You all can be helped. Don’t believe otherwise.

#2. You don’t have the information to change.

So, if you’ve got the motivation that’s all you need, right? Yeah right. You need tools and information. You can’t do this alone (well, maybe you can—again, another post). But if you think you know it all already, you’re done before you start.

You need expert help to get through this and live well. Whether that comes in the form of medication, therapy, self-help books, online treatment modules, your cat telling you what to do (not advised, cats don’t know social anxiety)—it doesn’t matter. And you know, combining different methods might actually work the best, kind of like the shotgun approach.

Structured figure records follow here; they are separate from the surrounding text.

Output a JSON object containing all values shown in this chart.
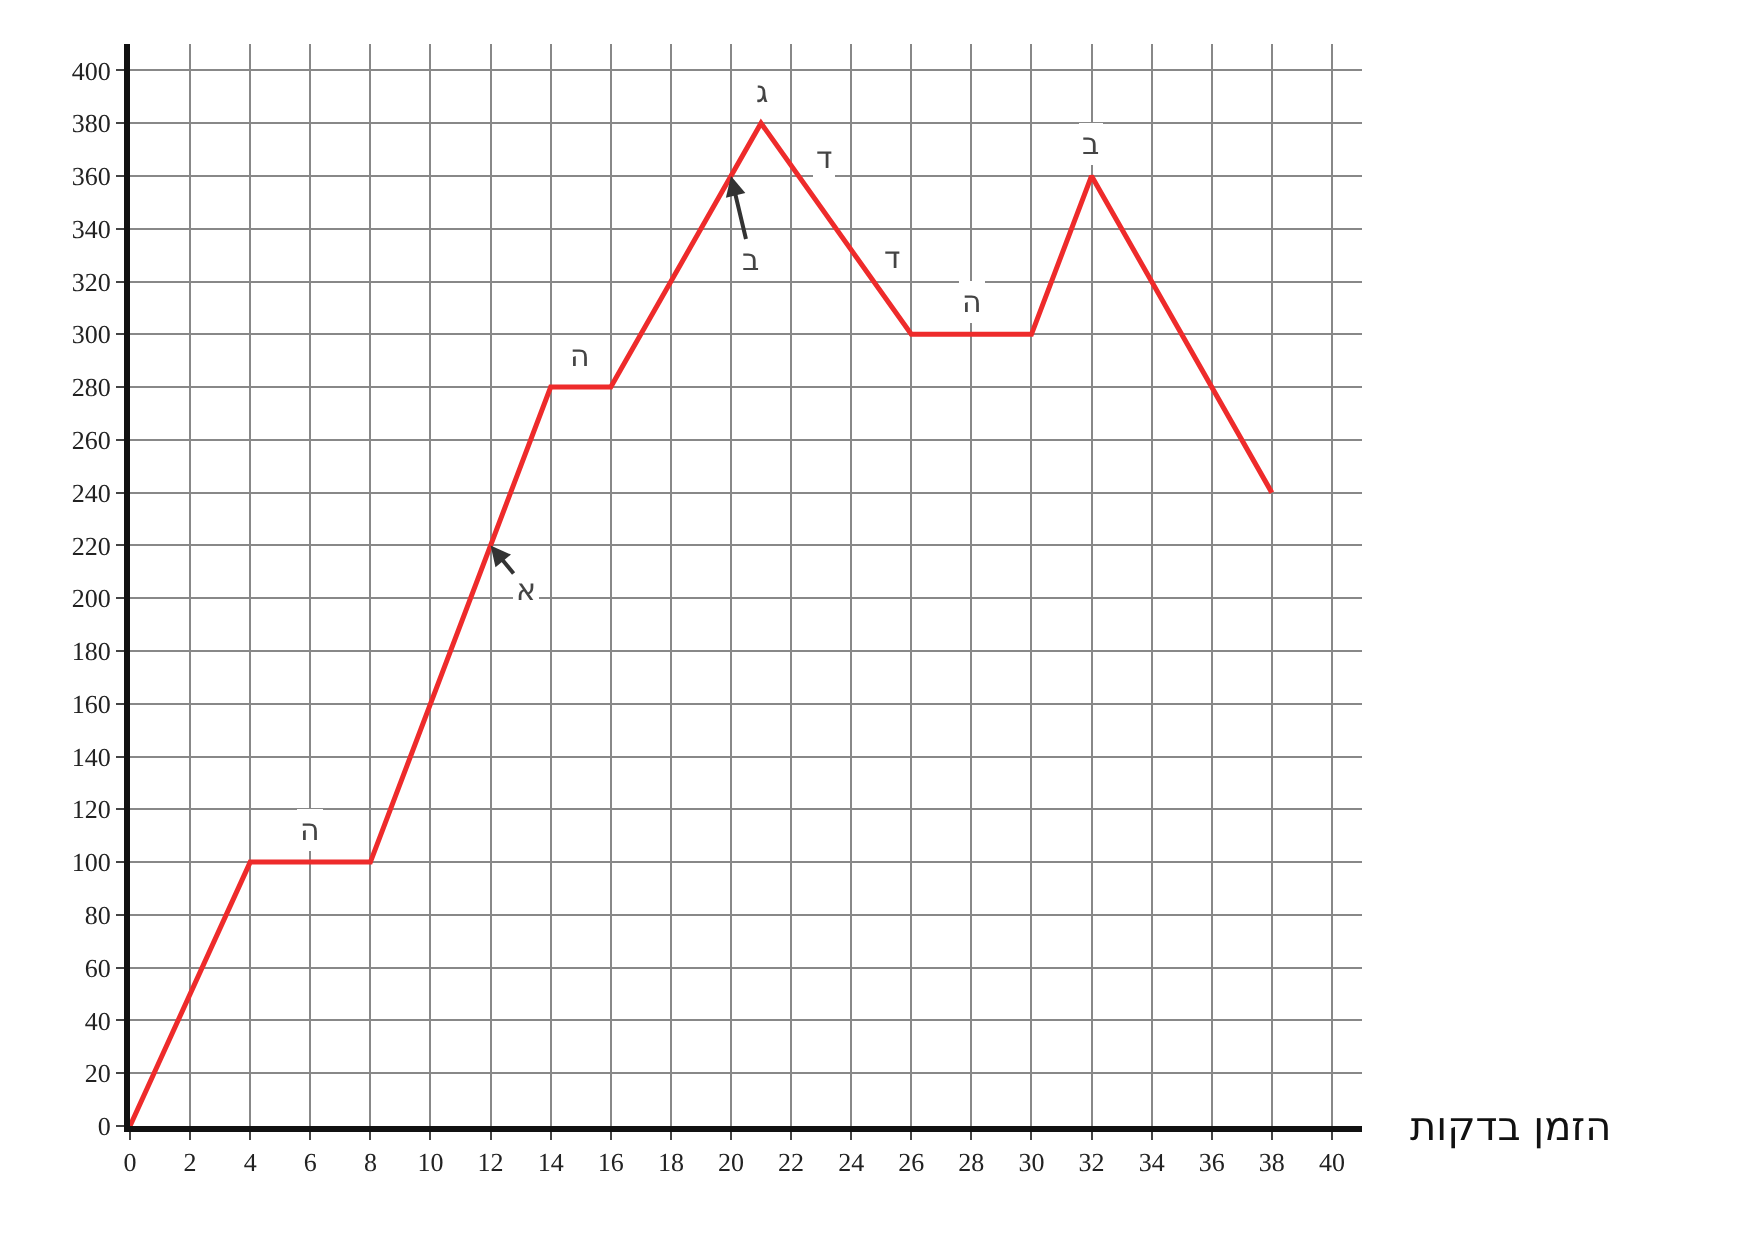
{
  "chart_data": {
    "type": "line",
    "xlabel": "הזמן בדקות",
    "x": [
      0,
      4,
      8,
      14,
      16,
      21,
      26,
      30,
      32,
      38
    ],
    "series": [
      {
        "color": "#ee2b2b",
        "values": [
          0,
          100,
          100,
          280,
          280,
          380,
          300,
          300,
          360,
          240
        ]
      }
    ],
    "xlim": [
      0,
      41
    ],
    "ylim": [
      0,
      410
    ],
    "xticks": [
      0,
      2,
      4,
      6,
      8,
      10,
      12,
      14,
      16,
      18,
      20,
      22,
      24,
      26,
      28,
      30,
      32,
      34,
      36,
      38,
      40
    ],
    "yticks": [
      0,
      20,
      40,
      60,
      80,
      100,
      120,
      140,
      160,
      180,
      200,
      220,
      240,
      260,
      280,
      300,
      320,
      340,
      360,
      380,
      400
    ],
    "grid": true,
    "marker": "none",
    "line_style": "solid",
    "annotations": [
      {
        "text": "ה",
        "x": 6,
        "y": 100
      },
      {
        "text": "א",
        "x": 12,
        "y": 220
      },
      {
        "text": "ה",
        "x": 15,
        "y": 280
      },
      {
        "text": "ג",
        "x": 21,
        "y": 380
      },
      {
        "text": "ב",
        "x": 20,
        "y": 360
      },
      {
        "text": "ד",
        "x": 22,
        "y": 364
      },
      {
        "text": "ד",
        "x": 24,
        "y": 332
      },
      {
        "text": "ה",
        "x": 28,
        "y": 300
      },
      {
        "text": "ב",
        "x": 32,
        "y": 360
      }
    ]
  }
}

#3. You are not putting what you have learned into practice.

Medication aside, overcoming social anxiety involves a lot of mental work. It’s very easy to slip up and return to old ways of thinking.

Perhaps you got better for a while and then went through a stressful time in your life and regressed. We’ve all been there.

Maybe you’ve read all the self-help books, but that’s all you’ve done is read.



It’s not going to work if you don’t put in the work. Kind of like you can’t spend 4 months exercising like a madman and expect to then keep six-pack abs for the rest of your life.

Why do people expect that from the brain?

“Well geez, I got treatment shouldn’t I be fine now?”

“Well geez, did you dump your gym membership because you saw you were getting in shape?

What I am getting at here is that medication, therapy, and even self-help approaches are often time-limited.

We treat this as a mental health disorder that needs a short term fix. And I do understand that this is partly because it’s just not feasible to continue in therapy or on medication for an extended period.

But. Still.

We need to start envisioning mental wellness instead of focusing on mental illness. Especially for issues like social anxiety.

And we need to focus on maintenance of mental wellness among the healthy.

You can do this. You’ve got this. I believe in you.